Alex had to get up early in the morning, 5 am, for family work. Yet he didn't feel tired, just slightly bored and discontent. There was no mini-bar to raid, no room service to call. He lit a cigarette, put on the Deerhunter CD that a girl back home had given him. It was the same as before. The solitary, ethereal glide of their pretty songs, reaching out from the internal womb to a soaring ecstatic space. He guessed Desire Lines was his favourite; Strokes-like chugging guitars and floating, blurred sighs. Or was it Helicopter, glowing with a luminous if claustrophobic passion. A state of continual longing. And who in the hell had brought along that greasy sax break to the party? Wait. Did he hear someone scratch and knock on the door? No, he'd let his imagination run fast, it was time for slow motion. He brushed his teeth and looked up at the moon for awhile.

Monday, 13 September 2010

CLAUDE CHABROL 1930-2010

Sly, wicked films examining class anxiety and the destabilisation of personal identity, directed with a chic, chilly relish for artifice. Amusing and alarming-Les Biches, La Rupture, Le Boucher and Le Ceremonie.

Friday, 10 September 2010

STEREOLAB





The signs and signals aren't promising. An album recorded three years ago and delayed until now by a group who have subsequently split up. The year of 2002 wasn't kind to Stereolab. The very sad death of Mary Hansen and the break up of Laetitia Sadier and Tim Gane's relationship cast a somber shadow, and in the aftermath a certain freshness faded. Margarine Eclipse seemed a fitting farewell, being both sleek and vulnerable, tuning into a wistful, vintage new world. No classic, instead it felt like a dignified goodbye. Since then there's been two more records, both fairly staid, staying true to their characteristic pulse rather than exploring different avenues. It appears, with her other projects, that Sadier has been politely edging herself out of Gane's meticulous constructions. But at their best Stereolab ignited beams of light over their exact plasticity, combining the carefree and the studious.

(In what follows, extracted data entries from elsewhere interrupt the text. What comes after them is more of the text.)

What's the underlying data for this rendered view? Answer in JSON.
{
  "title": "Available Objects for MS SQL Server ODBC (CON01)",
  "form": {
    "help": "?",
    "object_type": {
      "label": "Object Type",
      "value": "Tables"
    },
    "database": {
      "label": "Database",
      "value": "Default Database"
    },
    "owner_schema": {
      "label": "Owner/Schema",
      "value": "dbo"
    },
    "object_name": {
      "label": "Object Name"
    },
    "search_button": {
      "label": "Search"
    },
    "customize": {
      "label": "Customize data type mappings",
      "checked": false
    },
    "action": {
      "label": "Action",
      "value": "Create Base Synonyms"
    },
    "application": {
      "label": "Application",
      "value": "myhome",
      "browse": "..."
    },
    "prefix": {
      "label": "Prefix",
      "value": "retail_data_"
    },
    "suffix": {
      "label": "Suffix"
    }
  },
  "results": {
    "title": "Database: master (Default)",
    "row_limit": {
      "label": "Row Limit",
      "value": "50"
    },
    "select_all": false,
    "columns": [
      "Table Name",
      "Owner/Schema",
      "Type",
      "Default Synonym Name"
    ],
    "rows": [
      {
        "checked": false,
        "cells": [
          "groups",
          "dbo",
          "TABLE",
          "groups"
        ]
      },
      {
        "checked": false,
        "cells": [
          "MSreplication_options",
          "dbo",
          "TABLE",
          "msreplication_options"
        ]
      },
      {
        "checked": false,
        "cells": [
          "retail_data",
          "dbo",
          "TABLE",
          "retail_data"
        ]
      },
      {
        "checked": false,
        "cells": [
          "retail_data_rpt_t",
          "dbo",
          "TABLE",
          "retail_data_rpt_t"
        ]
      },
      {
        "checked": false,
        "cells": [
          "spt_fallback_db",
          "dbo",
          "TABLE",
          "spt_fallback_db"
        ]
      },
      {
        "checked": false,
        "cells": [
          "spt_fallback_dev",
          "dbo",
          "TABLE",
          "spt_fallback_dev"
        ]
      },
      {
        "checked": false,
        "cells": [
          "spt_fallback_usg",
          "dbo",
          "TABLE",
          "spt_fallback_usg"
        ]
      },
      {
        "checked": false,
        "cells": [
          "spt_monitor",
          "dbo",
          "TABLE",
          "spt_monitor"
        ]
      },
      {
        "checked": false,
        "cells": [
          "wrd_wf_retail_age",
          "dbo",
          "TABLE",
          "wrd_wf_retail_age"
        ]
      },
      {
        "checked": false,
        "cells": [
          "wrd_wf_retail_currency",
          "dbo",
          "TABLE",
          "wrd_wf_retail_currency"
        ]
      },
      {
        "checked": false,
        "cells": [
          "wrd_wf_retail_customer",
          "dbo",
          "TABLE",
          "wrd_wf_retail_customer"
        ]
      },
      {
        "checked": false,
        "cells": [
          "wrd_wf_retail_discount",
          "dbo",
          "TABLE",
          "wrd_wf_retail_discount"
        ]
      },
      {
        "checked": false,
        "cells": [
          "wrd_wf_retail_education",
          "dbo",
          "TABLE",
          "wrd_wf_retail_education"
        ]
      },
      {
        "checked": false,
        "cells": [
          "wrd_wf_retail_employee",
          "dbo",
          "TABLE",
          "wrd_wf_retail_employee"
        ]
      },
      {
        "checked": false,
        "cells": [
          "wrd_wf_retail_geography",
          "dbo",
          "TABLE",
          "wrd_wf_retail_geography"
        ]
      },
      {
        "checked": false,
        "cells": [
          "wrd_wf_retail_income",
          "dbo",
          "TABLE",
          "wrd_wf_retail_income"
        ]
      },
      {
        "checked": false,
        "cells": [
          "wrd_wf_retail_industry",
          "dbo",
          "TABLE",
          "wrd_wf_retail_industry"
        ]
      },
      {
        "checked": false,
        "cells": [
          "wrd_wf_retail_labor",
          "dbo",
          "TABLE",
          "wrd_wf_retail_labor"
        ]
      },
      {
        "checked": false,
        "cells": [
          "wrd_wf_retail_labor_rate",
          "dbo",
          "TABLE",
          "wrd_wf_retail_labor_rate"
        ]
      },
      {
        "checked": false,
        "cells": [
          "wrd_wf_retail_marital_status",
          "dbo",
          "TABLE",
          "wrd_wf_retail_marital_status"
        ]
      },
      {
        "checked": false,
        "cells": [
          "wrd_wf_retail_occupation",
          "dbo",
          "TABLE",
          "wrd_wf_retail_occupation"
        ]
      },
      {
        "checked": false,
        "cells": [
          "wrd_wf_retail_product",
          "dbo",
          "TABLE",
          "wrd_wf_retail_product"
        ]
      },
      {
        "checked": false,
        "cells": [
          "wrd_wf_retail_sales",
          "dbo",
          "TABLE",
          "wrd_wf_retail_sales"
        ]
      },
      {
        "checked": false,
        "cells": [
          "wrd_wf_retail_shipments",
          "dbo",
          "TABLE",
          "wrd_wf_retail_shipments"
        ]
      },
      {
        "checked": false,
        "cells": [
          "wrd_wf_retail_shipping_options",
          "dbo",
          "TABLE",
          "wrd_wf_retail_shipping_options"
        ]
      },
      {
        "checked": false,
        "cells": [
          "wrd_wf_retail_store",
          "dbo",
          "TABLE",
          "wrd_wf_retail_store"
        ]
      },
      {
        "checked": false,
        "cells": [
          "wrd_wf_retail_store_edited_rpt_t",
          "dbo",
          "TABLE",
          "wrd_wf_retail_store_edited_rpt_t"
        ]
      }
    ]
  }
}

So, what we have here is not Emperor Tomato Ketchup. It's Not Music. And Not Music is a feverish, obsessive idea of what the pop song can be. All angles are covered, with the clarity of a nervous breakdown, capturing essence through a skewed perspective. Basement Motown murk, fiendishly clever changes in harmonic structure, John Barry sass with a wink, Magic Band loopy rhythms, thumping pianos and bass drowned tantalisation giving a nudge to Don Cherry's visions of global unity and an unusual formulation of music-hall ska added for fun. Sadier skirts about the foreground, delving in occasionally without quite skidding. Phased and complacent at a whirlpool. Collages jittering with fuss, straight-laced and nuts. Too busy for answers. A couple of worthwhile remixes that dismantle tracks on it's sister record-Chemical Chords-come from Emperor Machine and Atlas Sound; one a Moroder late night vamp, the other a reverberating, shimmering dub with it's sights on close encounters. Signing out with the musical equivalent to an absurdist game is an audacious move. It's full of joy and brainy delight.